Both authors have been academics at Monash University, but Peel has now moved to a chair at the University of Liverpool in Britain. He wrote the chapters on Australia before Federation, Twomey those on the twentieth century and beyond. Peel’s expertise in American history emerges from his frequent comparison of Australian with North American experience. He is more insistent on the open-endedness of Australian historical development, that the ‘future was not cast in stone’: it is possibly easier to imagine such a history for colonial Australia than for the era since the 1890s, when the scope for Australian choice in a dangerous, globalising, and highly competitive world was arguably reduced. Yet I came to wonder whether the book makes too much of choice and contingency, to a point where it becomes difficult to see why any historical patterns emerged at all.
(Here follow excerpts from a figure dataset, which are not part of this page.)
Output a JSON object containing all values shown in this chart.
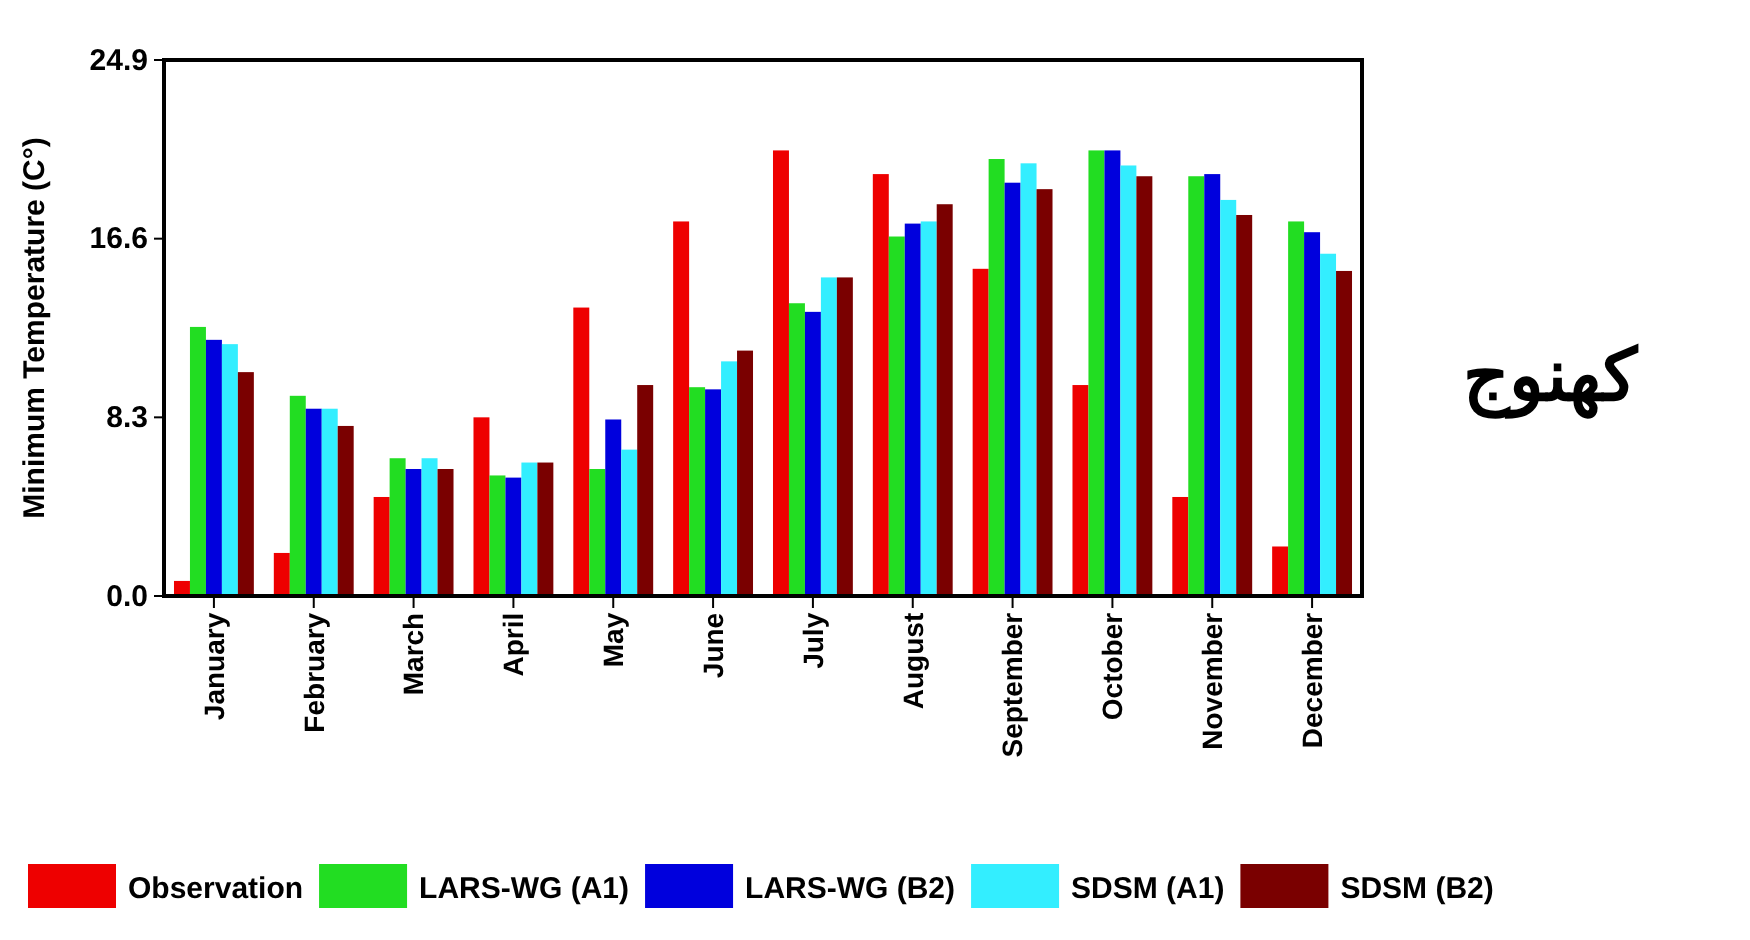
{
  "chart_data": {
    "type": "bar",
    "ylabel": "Minimum Temperature (C°)",
    "categories": [
      "January",
      "February",
      "March",
      "April",
      "May",
      "June",
      "July",
      "August",
      "September",
      "October",
      "November",
      "December"
    ],
    "series": [
      {
        "name": "Observation",
        "color": "#ee0000",
        "values": [
          0.7,
          2.0,
          4.6,
          8.3,
          13.4,
          17.4,
          20.7,
          19.6,
          15.2,
          9.8,
          4.6,
          2.3
        ]
      },
      {
        "name": "LARS-WG (A1)",
        "color": "#22dd22",
        "values": [
          12.5,
          9.3,
          6.4,
          5.6,
          5.9,
          9.7,
          13.6,
          16.7,
          20.3,
          20.7,
          19.5,
          17.4
        ]
      },
      {
        "name": "LARS-WG (B2)",
        "color": "#0000dd",
        "values": [
          11.9,
          8.7,
          5.9,
          5.5,
          8.2,
          9.6,
          13.2,
          17.3,
          19.2,
          20.7,
          19.6,
          16.9
        ]
      },
      {
        "name": "SDSM (A1)",
        "color": "#33eeff",
        "values": [
          11.7,
          8.7,
          6.4,
          6.2,
          6.8,
          10.9,
          14.8,
          17.4,
          20.1,
          20.0,
          18.4,
          15.9
        ]
      },
      {
        "name": "SDSM (B2)",
        "color": "#7a0000",
        "values": [
          10.4,
          7.9,
          5.9,
          6.2,
          9.8,
          11.4,
          14.8,
          18.2,
          18.9,
          19.5,
          17.7,
          15.1
        ]
      }
    ],
    "ylim": [
      0,
      24.9
    ],
    "yticks": [
      {
        "value": 0,
        "label": "0.0"
      },
      {
        "value": 8.3,
        "label": "8.3"
      },
      {
        "value": 16.6,
        "label": "16.6"
      },
      {
        "value": 24.9,
        "label": "24.9"
      }
    ],
    "legend": "bottom",
    "annotations": [
      "کھنوج"
    ]
  }
}
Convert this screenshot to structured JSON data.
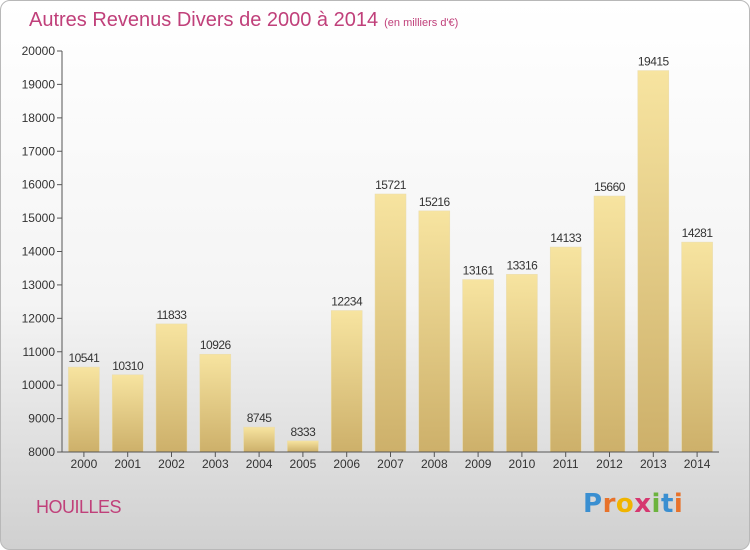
{
  "title": "Autres Revenus Divers de 2000 à 2014",
  "unit_note": "(en milliers d'€)",
  "commune": "HOUILLES",
  "brand": {
    "letters": [
      "P",
      "r",
      "o",
      "x",
      "i",
      "t",
      "i"
    ],
    "colors": [
      "#3a8fd1",
      "#e8722a",
      "#f0b400",
      "#d6376f",
      "#6cb33e",
      "#3a8fd1",
      "#e8722a"
    ]
  },
  "colors": {
    "title": "#c0407a",
    "bar_light": "#f7e4a0",
    "bar_dark": "#cdb06a"
  },
  "chart_data": {
    "type": "bar",
    "categories": [
      "2000",
      "2001",
      "2002",
      "2003",
      "2004",
      "2005",
      "2006",
      "2007",
      "2008",
      "2009",
      "2010",
      "2011",
      "2012",
      "2013",
      "2014"
    ],
    "values": [
      10541,
      10310,
      11833,
      10926,
      8745,
      8333,
      12234,
      15721,
      15216,
      13161,
      13316,
      14133,
      15660,
      19415,
      14281
    ],
    "ylim": [
      8000,
      20000
    ],
    "yticks": [
      8000,
      9000,
      10000,
      11000,
      12000,
      13000,
      14000,
      15000,
      16000,
      17000,
      18000,
      19000,
      20000
    ],
    "grid": false,
    "xlabel": "",
    "ylabel": ""
  }
}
Social scientists have developed useful concepts such as ‘path dependence’ to remind us that ‘policy makers are heirs before they are choosers’, as Richard Rose has perceptively commented. It is a judgement that can usefully be extended to historical actors more generally.
Still, this book is an impressive achievement, and a distinguished contribution to a genre that only experienced historians on top of their game would be sensible to attempt – if they value their reputations. On this count, Peel and Twomey have nothing to fear. Australia’s Shist remains in safe hands.